Dealing with DeWette: Evaluating Bias and Evidence in Biblical Studies
You know what my favorite thing is about blogs? Comments. By which I mean, “commenters.” A comment thread is sometimes no more than a string of unconnected exclamations or diatribes, but at best, the comments to a blog post take a genuinely interactive course and add some serious value to even the best of posts. When authors devote the same kind of care to their comments as they would to their own blog posts, sure, they add value to their own name, or “brand,” since they often (but not always) are linked to their own blogs or profiles. But more, they add value to the posts to which they comment, unpaid and (outside of the small circles who do this “web” “log” thing), unacknowledged.
I woke up this morning to belatedly discover a short exchange on DeWette, a biblical source critic who preceded the better-known Julius Wellhausen. Kevin Edgecomb finds himself rightly appalled at the anti-Judaic biases that have animated Protestant biblical scholarship, especially early source criticism. Briefly, his commenters judge that, while Kevin is correct in discerning bias, he has not made his case that a) DeWette’s source-critical conclusions lack evidentiary support, and that b) later biblical scholars have uncritically preserved DeWette’s (or Wellhausen’s) conclusions and ignored the anti-Judaic biases with which those scholars approached the biblical evidence. Doug Mangum has posted a response and a follow-up.
On the one hand, Kevin is doing exactly what he should be doing: reading the early source critics with a hermeneutic of suspicion (self-link). How do their arguments and conclusions reflect their anti-Judaic (and for that matter, anti-Roman Catholic, anti-ritual) biases? How does the rhetoric of their arguments and conclusions seek to reproduce those biases in the reader? Terribly important questions, these.
On the other hand, I’d argue that Kevin’s initial post dismisses DeWette’s conclusions without addressing his use of evidence and line of reasoning.
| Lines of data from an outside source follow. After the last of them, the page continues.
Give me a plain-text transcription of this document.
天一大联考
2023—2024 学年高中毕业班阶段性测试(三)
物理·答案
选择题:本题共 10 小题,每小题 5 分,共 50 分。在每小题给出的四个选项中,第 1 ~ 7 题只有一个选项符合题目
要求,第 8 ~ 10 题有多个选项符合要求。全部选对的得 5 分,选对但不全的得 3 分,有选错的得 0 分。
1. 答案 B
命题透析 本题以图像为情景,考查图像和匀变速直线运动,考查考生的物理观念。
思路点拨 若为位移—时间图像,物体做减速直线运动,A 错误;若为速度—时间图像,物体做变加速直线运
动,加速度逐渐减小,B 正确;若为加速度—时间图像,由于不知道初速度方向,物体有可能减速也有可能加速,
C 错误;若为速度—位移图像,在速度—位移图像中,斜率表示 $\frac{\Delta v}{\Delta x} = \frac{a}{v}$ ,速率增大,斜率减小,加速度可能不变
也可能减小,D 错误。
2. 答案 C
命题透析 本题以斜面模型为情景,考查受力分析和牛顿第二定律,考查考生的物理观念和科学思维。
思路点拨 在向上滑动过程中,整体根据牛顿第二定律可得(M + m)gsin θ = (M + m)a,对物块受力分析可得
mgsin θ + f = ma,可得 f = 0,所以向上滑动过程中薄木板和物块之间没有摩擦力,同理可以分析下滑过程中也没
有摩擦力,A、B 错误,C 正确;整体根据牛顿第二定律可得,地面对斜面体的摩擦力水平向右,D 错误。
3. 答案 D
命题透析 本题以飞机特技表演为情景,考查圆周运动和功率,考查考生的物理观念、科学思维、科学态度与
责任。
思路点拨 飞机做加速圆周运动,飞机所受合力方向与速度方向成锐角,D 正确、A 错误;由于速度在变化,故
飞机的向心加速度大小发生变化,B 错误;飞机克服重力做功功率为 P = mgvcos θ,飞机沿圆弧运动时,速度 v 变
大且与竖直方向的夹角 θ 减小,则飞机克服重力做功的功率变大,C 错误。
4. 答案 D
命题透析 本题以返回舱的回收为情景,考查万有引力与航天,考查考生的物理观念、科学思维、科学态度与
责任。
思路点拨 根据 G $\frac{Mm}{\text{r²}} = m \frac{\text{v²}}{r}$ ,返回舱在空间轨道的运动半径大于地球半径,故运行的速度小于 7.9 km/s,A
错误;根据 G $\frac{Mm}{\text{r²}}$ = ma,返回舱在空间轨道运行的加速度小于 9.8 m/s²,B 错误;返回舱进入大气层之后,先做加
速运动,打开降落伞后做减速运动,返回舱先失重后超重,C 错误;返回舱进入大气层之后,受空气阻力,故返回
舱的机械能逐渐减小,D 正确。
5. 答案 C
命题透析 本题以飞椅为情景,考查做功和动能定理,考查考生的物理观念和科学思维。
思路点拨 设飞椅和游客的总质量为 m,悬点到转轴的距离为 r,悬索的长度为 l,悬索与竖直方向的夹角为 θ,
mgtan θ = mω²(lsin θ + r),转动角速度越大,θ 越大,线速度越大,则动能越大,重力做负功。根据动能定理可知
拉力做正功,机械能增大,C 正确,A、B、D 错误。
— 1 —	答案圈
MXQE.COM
Doug brought up the “intentional fallacy,” and I would further specify the fallacy of “poisoning the well”: the fallacious idea is that, once DeWette has been brought into (deserved or undeserved) ill repute, we can just assume that his arguments are inconsequential. Finally, Kevin makes the rather sweeping claim that later biblical source criticism has willfully ignored the plain biases in the work of its predecessors. In other words, he argues that while he reads DeWette with a hermeneutic of suspicion, biblical scholars on the whole (who agree with DeWette on dating the core of Deuteronomy to the 7th century) have not done so.
I call attention to the comments to these three posts, because they represent the kind of conversation typical of strong scholars concerning this procedural issue. How do we acknowledge the biases of our forebears (once recognized as such) while still engaging in our continuing work their use of evidence and their lines of reasoning?
It is essential that we model “best practices” in this regard, because our own students and their students will learn from our example and read us accordingly when our own biases, invisible to us, come to be recognized. On the matter of bias and evidence, as on any matter, as we comment, in such a mode can we look forward to being commented on.